RBFE FEP is an ideal tool for the ligand optimisation stage of a project, for ranking potential ligand ideas prior to synthesis.
- Schrödinger FEP+
- Cresset Flare FEP
- OpenFE
- pmx (GROMACS-based)
- NAMD FEP
AI/ML-based scoring functions
Whilst physics-based binding affinity predictions have been very useful, they are computationally very costly, and machine learning approaches offer the potential for fast and accurate binding affinity predictions. In addition the increasing quantities of both binding affinity measurements and high-resolution structural data make AI/ML more attractive. RFscore was one of the early attempts to apply Random Forest to predicting binding affinity [DOI]. Gnina uses a convolutional neural network (CNN) scoring functions that work on an atomic density grid representation of the complex [DOI]. As might be expected AI/ML do suffer from poorer performance on out-of-distribution (OOD) datasets, hopefully more data is being generated OpenBind https://openbind.uk .

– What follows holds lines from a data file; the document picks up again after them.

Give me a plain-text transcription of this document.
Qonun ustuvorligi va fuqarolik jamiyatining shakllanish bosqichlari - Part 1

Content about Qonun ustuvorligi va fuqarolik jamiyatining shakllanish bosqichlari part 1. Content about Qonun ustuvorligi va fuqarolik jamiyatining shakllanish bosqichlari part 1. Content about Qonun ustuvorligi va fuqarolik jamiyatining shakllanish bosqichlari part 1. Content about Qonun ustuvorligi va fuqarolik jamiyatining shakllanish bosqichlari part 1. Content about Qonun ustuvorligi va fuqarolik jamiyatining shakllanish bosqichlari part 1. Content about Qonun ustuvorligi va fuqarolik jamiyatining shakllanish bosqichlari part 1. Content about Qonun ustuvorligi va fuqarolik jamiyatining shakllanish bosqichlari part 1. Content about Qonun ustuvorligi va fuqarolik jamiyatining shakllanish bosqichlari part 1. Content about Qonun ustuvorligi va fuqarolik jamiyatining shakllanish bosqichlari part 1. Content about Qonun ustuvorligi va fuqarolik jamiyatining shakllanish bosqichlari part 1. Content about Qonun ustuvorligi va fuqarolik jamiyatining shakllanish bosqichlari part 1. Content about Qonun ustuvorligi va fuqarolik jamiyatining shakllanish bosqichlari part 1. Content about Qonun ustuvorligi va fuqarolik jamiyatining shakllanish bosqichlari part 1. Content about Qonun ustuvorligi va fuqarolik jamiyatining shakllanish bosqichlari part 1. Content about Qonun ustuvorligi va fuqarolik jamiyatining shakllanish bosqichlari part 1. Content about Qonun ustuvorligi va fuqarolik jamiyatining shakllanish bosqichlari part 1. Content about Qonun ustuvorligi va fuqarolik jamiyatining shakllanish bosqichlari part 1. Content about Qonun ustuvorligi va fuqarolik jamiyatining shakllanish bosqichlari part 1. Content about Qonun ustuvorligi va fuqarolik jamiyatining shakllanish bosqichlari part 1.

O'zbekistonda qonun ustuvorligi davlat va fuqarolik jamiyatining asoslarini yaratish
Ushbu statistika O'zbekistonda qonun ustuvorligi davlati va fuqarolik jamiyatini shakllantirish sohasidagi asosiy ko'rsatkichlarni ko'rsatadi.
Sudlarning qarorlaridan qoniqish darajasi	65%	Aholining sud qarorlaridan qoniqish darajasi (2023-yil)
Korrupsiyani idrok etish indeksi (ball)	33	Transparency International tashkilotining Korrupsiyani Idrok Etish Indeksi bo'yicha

AEV-PLIG combines atomic environment vectors (AEVs) with protein–ligand interaction graphs (PLIGs) to learn the relative importance of neighbouring environments [DOI]. In an extensive comparison with FEP, AEV-PLIG gave comparable performance for many targets. Code is available on GitHub https://github.com/oxpig/AEV-PLIG.

As mentioned above co-folding methods also offer binding affinity calculations but are still being optimised.
- RFscore
- gnina
- AEV-PLIG
- Boltz-2
- DiffDock
Worth Reading
The Affinity Advantage, Mark Murcko https://www.preprints.org/manuscript/202511.1564
AlphaFold Protein Structure Database and 3D-Beacons: New Data and Capabilities [DOI]
Scoring Functions for Protein-Ligand Binding Affinity Prediction Using Structure-based Deep Learning: A Review [DOI]
Accurate and Reliable Prediction of Relative Ligand Binding Potency in Prospective Drug Discovery by Way of a Modern Free-Energy Calculation Protocol and Force Field [DOI]
Best Practices for Alchemical Free Energy Calculations [DOI]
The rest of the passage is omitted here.